Linear Time Non-Local Cost Aggregation on Complementary Spatial Tree Structures

Abstract

Studies on many dense correspondence tasks in the field of computer vision attempt to find spatially smooth results. A typical way to solve these problems is by smoothing the matching costs using edge-preserving filters. However, local filters generate locally optimal results, in that they only take the costs over a small support window into account, and non-local filters based on a minimum spanning tree (MST) tend to overuse the piece-wise constant assumption. In this paper, we propose a linear time non-local cost aggregation method based on two complementary spatial tree structures. The geodesic distances in both the spatial and intensity spaces along the tree structures are used to evaluate the similarity of pixels, and the final aggregated cost is the sum of the outputs from these two trees. The filtering output of a pixel on each tree can be obtained by recursively aggregating the costs along eight sub-trees with linear time complexity.
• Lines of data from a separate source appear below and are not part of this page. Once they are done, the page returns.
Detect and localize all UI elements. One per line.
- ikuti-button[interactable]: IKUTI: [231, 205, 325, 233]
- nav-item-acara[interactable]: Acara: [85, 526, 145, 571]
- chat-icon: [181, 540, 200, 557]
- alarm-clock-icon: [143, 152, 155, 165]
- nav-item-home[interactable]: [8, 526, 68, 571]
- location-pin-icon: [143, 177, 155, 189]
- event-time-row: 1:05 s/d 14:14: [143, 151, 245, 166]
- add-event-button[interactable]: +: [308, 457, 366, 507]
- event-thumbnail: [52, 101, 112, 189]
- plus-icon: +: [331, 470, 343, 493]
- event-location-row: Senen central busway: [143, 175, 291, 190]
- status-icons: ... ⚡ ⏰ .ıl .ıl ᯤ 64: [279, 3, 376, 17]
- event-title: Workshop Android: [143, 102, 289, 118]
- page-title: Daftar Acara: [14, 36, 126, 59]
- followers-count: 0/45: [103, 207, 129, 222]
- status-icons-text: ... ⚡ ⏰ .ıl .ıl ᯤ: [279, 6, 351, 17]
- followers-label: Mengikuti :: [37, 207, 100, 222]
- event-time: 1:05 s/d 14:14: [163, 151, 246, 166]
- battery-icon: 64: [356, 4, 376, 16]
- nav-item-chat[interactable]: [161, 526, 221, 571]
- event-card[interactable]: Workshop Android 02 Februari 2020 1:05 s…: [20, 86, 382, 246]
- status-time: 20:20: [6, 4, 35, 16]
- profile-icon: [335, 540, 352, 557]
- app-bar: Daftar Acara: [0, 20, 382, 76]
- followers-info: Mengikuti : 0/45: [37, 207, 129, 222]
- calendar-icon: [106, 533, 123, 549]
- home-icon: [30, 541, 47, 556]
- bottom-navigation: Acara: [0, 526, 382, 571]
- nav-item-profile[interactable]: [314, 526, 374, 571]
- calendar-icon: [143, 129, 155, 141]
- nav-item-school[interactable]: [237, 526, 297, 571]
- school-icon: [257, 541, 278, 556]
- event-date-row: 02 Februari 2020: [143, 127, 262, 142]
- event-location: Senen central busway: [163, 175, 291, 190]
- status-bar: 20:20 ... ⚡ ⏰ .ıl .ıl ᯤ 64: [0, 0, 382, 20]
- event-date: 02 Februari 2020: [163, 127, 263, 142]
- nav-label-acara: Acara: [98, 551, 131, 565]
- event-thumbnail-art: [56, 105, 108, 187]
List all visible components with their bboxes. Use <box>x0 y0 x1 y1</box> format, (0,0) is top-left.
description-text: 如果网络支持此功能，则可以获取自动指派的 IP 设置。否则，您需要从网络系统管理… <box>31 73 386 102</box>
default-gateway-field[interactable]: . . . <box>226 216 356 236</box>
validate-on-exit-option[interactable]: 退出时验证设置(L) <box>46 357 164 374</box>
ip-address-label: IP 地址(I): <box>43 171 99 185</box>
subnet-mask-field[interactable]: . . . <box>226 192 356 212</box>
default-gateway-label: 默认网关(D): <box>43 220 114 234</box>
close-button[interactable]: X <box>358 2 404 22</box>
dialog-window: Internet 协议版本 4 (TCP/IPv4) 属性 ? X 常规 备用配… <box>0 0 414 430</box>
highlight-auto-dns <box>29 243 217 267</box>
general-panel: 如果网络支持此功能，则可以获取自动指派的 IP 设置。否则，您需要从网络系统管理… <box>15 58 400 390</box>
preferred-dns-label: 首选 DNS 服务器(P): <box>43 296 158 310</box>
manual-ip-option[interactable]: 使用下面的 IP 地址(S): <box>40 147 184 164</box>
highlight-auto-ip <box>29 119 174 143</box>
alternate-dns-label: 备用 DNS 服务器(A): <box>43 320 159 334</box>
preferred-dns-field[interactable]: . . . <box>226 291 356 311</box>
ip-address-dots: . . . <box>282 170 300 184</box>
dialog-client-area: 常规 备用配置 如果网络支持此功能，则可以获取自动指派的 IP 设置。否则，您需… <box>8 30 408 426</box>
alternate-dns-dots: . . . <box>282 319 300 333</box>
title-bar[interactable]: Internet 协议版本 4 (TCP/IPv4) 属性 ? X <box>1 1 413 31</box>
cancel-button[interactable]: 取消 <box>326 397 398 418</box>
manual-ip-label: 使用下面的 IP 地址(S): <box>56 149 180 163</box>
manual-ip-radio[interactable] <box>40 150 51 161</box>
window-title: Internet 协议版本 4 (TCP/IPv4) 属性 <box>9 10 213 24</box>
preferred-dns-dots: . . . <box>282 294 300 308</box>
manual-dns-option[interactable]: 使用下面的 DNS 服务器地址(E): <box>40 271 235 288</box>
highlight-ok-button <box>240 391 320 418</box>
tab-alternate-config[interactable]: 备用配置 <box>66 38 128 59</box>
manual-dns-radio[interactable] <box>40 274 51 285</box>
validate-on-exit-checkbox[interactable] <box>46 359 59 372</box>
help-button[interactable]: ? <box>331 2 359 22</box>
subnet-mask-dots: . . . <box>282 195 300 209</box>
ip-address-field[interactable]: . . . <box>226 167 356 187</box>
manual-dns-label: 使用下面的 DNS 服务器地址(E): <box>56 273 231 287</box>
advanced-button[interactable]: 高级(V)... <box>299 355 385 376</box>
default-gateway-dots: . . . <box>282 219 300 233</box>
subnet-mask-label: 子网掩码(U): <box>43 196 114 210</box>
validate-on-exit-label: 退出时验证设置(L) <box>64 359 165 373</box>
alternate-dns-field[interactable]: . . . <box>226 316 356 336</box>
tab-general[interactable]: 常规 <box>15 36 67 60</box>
The only difference between the filtering procedures on these two spatial tree structures is the order of the filtering. Experimental results in optical flow estimation and stereo matching on the Middlebury and KITTI datasets demonstrate the effectiveness and efficiency of our method. It turns out that our method outperforms typical non-local filters based on the MST in cost aggregation. Moreover, a comparison of handcrafted features and deep features learned by convolutional neural networks (CNNs) in calculating the matching cost is also provided. The code will be available soon.